Mas a empresa também pode remunerar o acionista por meio de JCP. Só que os JCPs são lançados na contabilidade como despesa, e não como lucro. Como esses valores deixam de aparecer como lucros, e os lucros são tributados, ao distribuir JCP a empresa acaba pagando menos imposto, já que a base de cálculo do imposto passa a ser menor. O ônus do imposto passa a ser do investidor, já que ele recebe os JCP com retenção de Imposto de Renda na fonte, com alíquota de 15%.

“Os JCP são mais vantajosos para a empresa que os dividendos, pois reduzem a quantidade de imposto a ser pago. Mas eles não podem ultrapassar 50% do lucro líquido do período contábil. Se não houvesse essa limitação, as empresas pagariam muito mais JCP que dividendos”, explica Rodrigo Crespi, especialista de mercado da Guide.

O que mudará caso a tributação dos dividendos seja confirmada? “A perspectiva é de que as empresas migrem dos dividendos para os JCP como forma de remunerar os acionistas”, prevê Simone Pasianotto, economista-chefe da Reag Investimentos. “Com os JCP, paga-se menos imposto e, consequentemente, sobram mais recursos dentro da empresa, o que também acaba beneficiando os próprios acionistas.”

Vale lembrar, porém, que nenhuma empresa pode abandonar completamente os dividendos, já que existe a obrigação legal de fazer pelo menos a distribuição mínima, que é de 25% dos lucros de cada exercício (ou outro percentual definido em estatuto). Além disso, o pagamento de JCP não pode exceder 50% dos lucros acumulados no exercício, o que também acaba impedindo uma migração completa para esse tipo de provento.

Já estou acostumado a receber dividendos e com eles consegui organizar um fluxo de renda. Se a empresa passar a distribuir proventos por meio de JCP, o que isso muda para mim? Para o investidor, não faz tanta diferença, já que a previsibilidade dos pagamentos é a mesma. “Ele consegue se planejar da mesma forma com os dois tipos de proventos, porque tudo é estabelecido no estatuto social da empresa. Então ele sabe quanto será pago em dividendos e quanto em JCP”, diz Simone. “Além disso, se você comparar os dividendos sem tributação com os JCP com a retenção de 15% de IR, o valor líquido que o investidor coloca no bolso acaba sendo muito parecido.”

Flávio de Oliveira, head de renda variável da Zahl Investimentos, afirma que a forma como os proventos serão distribuídos (dividendos ou JCP) é a última coisa com que o investidor tem que se preocupar. “Se o objetivo é a composição de renda, o que ele tem que olhar é se haverá uma distribuição recorrente de proventos”, explica. “Se o business tem um fluxo de caixa altamente previsível, se o negócio não tem grande necessidade de reinvestimento, aquela empresa é geradora de caixa e provavelmente vai distribuir esse caixa.”

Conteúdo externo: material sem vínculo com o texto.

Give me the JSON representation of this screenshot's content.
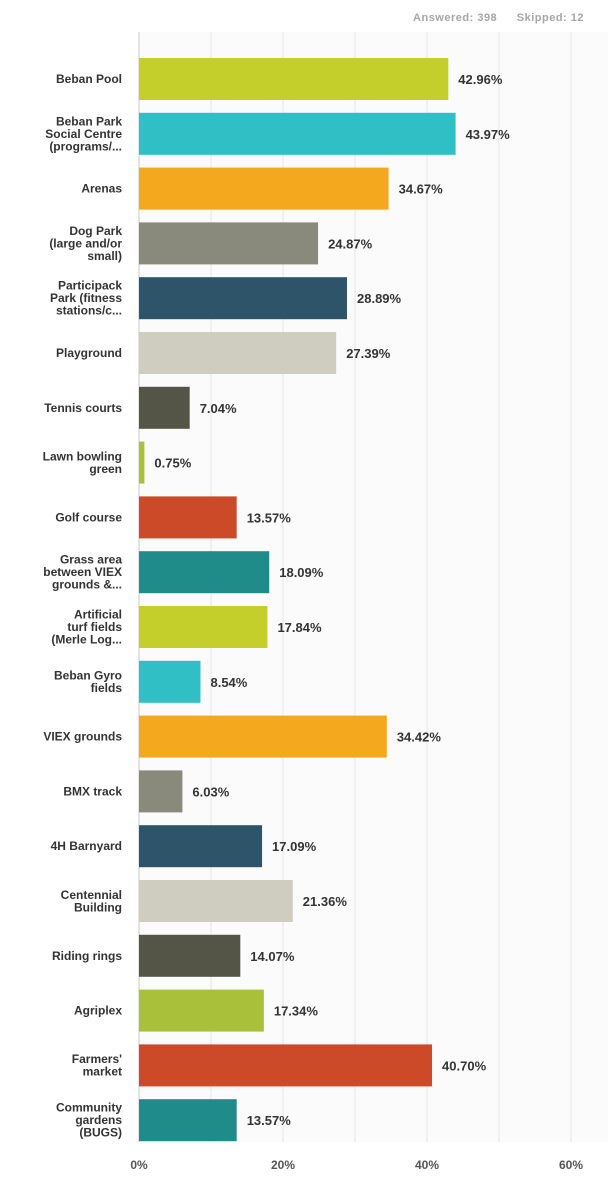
{
  "header": {
    "answered": "Answered: 398",
    "skipped": "Skipped: 12"
  },
  "chart_data": {
    "type": "bar",
    "orientation": "horizontal",
    "categories": [
      [
        "Beban Pool"
      ],
      [
        "Beban Park",
        "Social Centre",
        "(programs/..."
      ],
      [
        "Arenas"
      ],
      [
        "Dog Park",
        "(large and/or",
        "small)"
      ],
      [
        "Participack",
        "Park (fitness",
        "stations/c..."
      ],
      [
        "Playground"
      ],
      [
        "Tennis courts"
      ],
      [
        "Lawn bowling",
        "green"
      ],
      [
        "Golf course"
      ],
      [
        "Grass area",
        "between VIEX",
        "grounds &..."
      ],
      [
        "Artificial",
        "turf fields",
        "(Merle Log..."
      ],
      [
        "Beban Gyro",
        "fields"
      ],
      [
        "VIEX grounds"
      ],
      [
        "BMX track"
      ],
      [
        "4H Barnyard"
      ],
      [
        "Centennial",
        "Building"
      ],
      [
        "Riding rings"
      ],
      [
        "Agriplex"
      ],
      [
        "Farmers'",
        "market"
      ],
      [
        "Community",
        "gardens",
        "(BUGS)"
      ]
    ],
    "values": [
      42.96,
      43.97,
      34.67,
      24.87,
      28.89,
      27.39,
      7.04,
      0.75,
      13.57,
      18.09,
      17.84,
      8.54,
      34.42,
      6.03,
      17.09,
      21.36,
      14.07,
      17.34,
      40.7,
      13.57
    ],
    "value_labels": [
      "42.96%",
      "43.97%",
      "34.67%",
      "24.87%",
      "28.89%",
      "27.39%",
      "7.04%",
      "0.75%",
      "13.57%",
      "18.09%",
      "17.84%",
      "8.54%",
      "34.42%",
      "6.03%",
      "17.09%",
      "21.36%",
      "14.07%",
      "17.34%",
      "40.70%",
      "13.57%"
    ],
    "colors": [
      "#c4cf2c",
      "#2fbfc4",
      "#f4a81d",
      "#8a8a7c",
      "#2d5468",
      "#cfcdc0",
      "#545447",
      "#a9c03a",
      "#cc4a28",
      "#1f8c8a",
      "#c4cf2c",
      "#2fbfc4",
      "#f4a81d",
      "#8a8a7c",
      "#2d5468",
      "#cfcdc0",
      "#545447",
      "#a9c03a",
      "#cc4a28",
      "#1f8c8a"
    ],
    "x_ticks": [
      "0%",
      "20%",
      "40%",
      "60%"
    ],
    "xlim": [
      0,
      60
    ],
    "grid": true,
    "title": "",
    "xlabel": "",
    "ylabel": ""
  }
}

Ele aponta vários caminhos para que o investidor possa se inteirar sobre qual é a política de distribuição de proventos da companhia. Um deles é acompanhar o histórico de pagamento de dividendos da empresa e os fatos relevantes que ela publica. Relatórios de casas de análise também são úteis, pois costumam mostrar se a empresa pretende reinvestir os lucros. E há a possibilidade de tirar dúvidas diretamente com o setor de relações com os investidores da companhia.

E se, além de taxar os dividendos, o texto final da reforma tributária também extinguir os JCP? Nesse cenário, as companhias não podem deixar de fazer a distribuição mínima de dividendos, mas tendem a procurar outras formas de remunerar os acionistas. A aposta dos especialistas é que elas passarão a fazer recompras de ações com mais frequência.

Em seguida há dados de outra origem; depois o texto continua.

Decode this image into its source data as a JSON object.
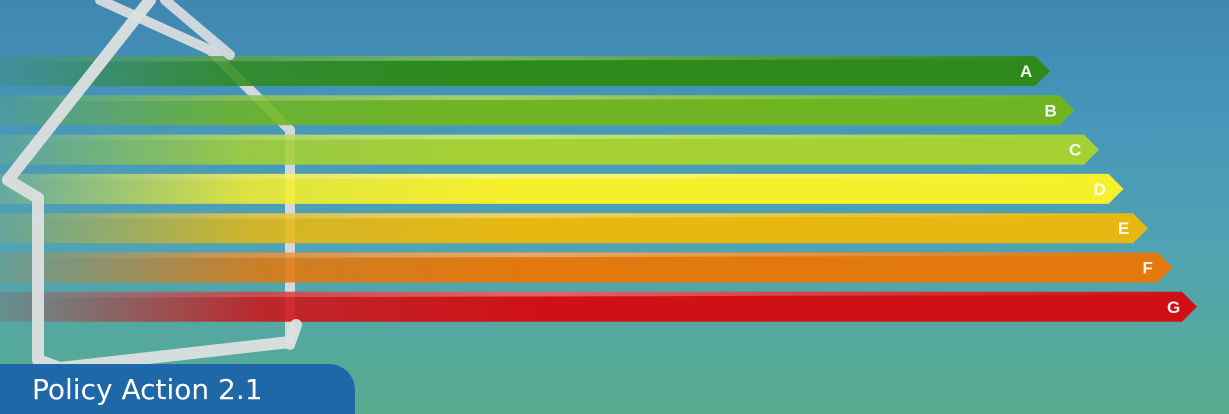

Nesse procedimento, a empresa vai ao mercado secundário, compra parte de suas ações e as tira de circulação – destruindo-as ou guardando-as em tesouraria. Como o capital social continua sendo o mesmo, as ações remanescentes passam a responder por uma participação maior da empresa e o lucro por ação aumenta, o que beneficia os acionistas.

Exemplo: digamos que uma empresa vale R$ 100 milhões e tem 1 milhão de ações em circulação. Então, cada ação vale R$ 100. Se amanhã a empresa recomprar 100 mil ações, sobrarão 900 mil ações em circulação. Nesse caso, cada ação passa a valer R$ 111. “O lucro da empresa permanece igual, mas há menos ações para dividir esse lucro. Então o portador de cada papel ganhará mais”, explica Oliveira.